Duy quickly changed his plane ticket and booked the earliest flight for the next morning.
"The situation was so urgent. We had no choice but to leave everything and go," Kiểu said.
On the morning of January 31, the two experts arrived at Hải Dương CDC. They were assigned to be responsible for the entire testing team. In the early days, they both directly handled samples, and trained and guided technicians and medical students.
When the team became more proficient, they focused on analysing and reporting results, combined with monitoring the entire process.
In the first two months, the testing team started work around 7-8am, finishing about 2am.
“There were days when I had to work until 4am to finish the job. There were days when I went back to my room but couldn’t sleep because I was too tired," said Duy.
The biggest pressure was time and accuracy. The early finding of a positive case could help the epidemiological unit quickly trace F1 cases and get the pandemic under control. Just a minor mistake in the testing could cause a series of problems later.
It was the first Tết holiday that Duy and Kiểu were away from home and their child. There were no peach blossom or kumquat trees, but piles of papers and data.
When the outbreak was gradually put under control, the two experts planned to reunite with their son. However, after two weeks of quarantine, the pandemic broke out in the provinces of Bắc Giang and Bắc Ninh.
They received a call from their colleagues in the two provinces, and they decided to go there.
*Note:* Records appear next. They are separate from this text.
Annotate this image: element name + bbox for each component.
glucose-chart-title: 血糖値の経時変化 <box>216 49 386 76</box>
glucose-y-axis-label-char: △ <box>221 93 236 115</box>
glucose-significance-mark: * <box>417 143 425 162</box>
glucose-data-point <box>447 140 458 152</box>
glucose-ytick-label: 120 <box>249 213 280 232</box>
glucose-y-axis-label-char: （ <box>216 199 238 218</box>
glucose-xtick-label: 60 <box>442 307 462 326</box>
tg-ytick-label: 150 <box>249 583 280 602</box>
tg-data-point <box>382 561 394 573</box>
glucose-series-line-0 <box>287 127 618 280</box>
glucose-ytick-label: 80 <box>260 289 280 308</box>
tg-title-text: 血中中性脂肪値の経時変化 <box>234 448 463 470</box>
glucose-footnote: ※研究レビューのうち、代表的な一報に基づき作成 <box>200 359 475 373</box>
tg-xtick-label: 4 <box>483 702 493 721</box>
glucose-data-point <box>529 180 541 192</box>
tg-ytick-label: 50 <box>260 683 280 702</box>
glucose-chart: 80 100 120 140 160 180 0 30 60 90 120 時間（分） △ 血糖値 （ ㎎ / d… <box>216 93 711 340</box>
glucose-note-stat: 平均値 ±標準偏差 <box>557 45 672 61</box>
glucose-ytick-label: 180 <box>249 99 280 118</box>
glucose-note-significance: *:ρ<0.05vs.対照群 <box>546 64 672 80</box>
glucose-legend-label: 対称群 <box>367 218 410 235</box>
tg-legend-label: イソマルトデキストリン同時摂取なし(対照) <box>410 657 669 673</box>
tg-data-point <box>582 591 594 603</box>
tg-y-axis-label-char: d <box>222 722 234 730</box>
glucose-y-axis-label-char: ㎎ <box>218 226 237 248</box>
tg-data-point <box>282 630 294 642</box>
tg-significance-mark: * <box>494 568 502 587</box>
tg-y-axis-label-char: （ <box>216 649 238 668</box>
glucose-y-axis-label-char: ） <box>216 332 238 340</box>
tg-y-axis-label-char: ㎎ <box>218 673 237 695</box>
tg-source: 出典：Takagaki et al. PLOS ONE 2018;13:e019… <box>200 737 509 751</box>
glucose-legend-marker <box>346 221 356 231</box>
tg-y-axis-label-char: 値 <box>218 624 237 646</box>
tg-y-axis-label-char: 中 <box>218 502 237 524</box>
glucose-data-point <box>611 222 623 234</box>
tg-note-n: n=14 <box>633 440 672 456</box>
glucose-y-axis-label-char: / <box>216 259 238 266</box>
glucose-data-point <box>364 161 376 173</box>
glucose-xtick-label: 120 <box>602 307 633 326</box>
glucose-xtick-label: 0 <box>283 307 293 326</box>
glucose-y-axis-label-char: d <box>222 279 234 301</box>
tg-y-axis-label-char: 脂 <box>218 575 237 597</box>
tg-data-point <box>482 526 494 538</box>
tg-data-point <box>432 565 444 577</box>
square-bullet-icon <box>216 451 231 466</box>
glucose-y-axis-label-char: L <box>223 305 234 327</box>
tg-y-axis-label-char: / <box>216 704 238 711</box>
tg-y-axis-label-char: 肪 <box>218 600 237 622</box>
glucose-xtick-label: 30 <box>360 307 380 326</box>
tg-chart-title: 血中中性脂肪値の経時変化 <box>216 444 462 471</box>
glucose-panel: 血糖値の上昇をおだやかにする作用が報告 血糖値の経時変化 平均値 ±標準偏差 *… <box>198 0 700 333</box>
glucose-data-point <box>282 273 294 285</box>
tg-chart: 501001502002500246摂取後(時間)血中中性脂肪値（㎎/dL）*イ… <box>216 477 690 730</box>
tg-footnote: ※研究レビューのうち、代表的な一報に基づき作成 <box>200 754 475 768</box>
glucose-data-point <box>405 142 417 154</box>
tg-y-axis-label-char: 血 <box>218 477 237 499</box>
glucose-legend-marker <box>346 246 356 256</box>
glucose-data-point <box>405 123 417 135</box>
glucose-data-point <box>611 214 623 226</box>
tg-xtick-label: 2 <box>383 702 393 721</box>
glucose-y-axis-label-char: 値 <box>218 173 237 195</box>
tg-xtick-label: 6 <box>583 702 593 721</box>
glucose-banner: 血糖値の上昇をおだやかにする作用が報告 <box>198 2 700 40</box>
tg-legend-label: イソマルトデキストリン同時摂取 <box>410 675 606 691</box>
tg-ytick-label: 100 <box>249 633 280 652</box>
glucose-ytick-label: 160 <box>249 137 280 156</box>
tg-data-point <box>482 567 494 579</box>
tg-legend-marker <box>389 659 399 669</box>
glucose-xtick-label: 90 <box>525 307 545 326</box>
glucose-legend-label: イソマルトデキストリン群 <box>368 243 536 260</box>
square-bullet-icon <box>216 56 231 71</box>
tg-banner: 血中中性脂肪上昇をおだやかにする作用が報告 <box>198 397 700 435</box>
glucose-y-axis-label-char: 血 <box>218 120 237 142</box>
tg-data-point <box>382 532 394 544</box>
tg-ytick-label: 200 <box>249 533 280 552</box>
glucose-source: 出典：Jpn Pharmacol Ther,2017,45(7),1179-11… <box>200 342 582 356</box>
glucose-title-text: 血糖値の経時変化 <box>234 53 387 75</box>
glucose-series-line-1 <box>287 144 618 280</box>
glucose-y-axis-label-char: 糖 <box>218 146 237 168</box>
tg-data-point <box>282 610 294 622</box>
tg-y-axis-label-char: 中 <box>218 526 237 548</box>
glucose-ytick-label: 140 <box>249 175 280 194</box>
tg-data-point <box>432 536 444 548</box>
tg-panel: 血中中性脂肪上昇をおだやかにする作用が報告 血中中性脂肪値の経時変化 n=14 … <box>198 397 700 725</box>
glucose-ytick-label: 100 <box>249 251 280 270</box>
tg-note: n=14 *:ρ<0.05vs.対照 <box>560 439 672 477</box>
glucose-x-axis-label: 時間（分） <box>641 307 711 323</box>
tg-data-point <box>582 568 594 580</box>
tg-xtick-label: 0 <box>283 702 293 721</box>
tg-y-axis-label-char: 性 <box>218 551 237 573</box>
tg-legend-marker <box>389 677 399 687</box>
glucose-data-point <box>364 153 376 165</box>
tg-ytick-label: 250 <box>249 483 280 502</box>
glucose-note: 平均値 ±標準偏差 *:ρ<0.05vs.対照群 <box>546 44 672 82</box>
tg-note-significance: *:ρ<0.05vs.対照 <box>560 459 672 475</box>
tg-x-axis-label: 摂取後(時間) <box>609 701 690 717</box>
In the next months, they received many calls from their colleagues in central Nghệ An, Hà Tĩnh, and back in HCM City, and then southern provinces of Bình Dương, Bà Rịa-Vũng Tàu and Phú Yên.
They never said no to a single call.
The pandemic became more complicated, and the workload increased every time they moved to a new epicentre.
Kiểu said she and her team had to work non-stop for 36 hours to respond to the huge sample numbers. Sometimes, lunch was the only meal of the day so they could have more time to finish the job.
She said she ate out of a lunch box for nine months. Mostly it got cold, so she was obsessed with the type of box.
“Rice was always put in a black box with a transparent lid, for every province. To be honest, I get scared every time I see that kind of lunch box now," she said.
Duy and Kiểu often took advantage of lunchtime to make phone calls to their son. Sometimes, they could only call their son once every few days, especially when the pandemic broke out in HCM City.
Kiểu said she usually sent voice messages to her son. She always kept an optimistic and tough spirit, and encouraged him to think positively when they were away.
She said Carrot was smart and never complained or cried when she called him, but confided to his grandmother that he was sad as his parents had to work far away.
Carrot’s teacher told her that when she asked why the boy cried, he said that he missed his mother, and that he remembered a time when mother fell and hurt her spine, and he took rice to her as she couldn’t move.
“That time I had to stay in one place for 20 days. Carrot's father was away, so there was just me and him at home,” she said.
Kiểu said that her difficulties might not even equal to those of many of her colleagues.
A male colleague in HCM City couldn’t do anything when his daughter, who suffered from severe autism, cried and refused to eat as he was away from home for so long.
However, due to the nature of his work he could not return home.
When the pandemic in the southern provinces passed its most stressful period, Duy and Kiểu set off to return home. They took their son home and continued completing their laboratory.
Kiểu said she and her husband loved their job more after the trip, as they had sharpened their professional skills and received much love from both colleagues and patients they had met.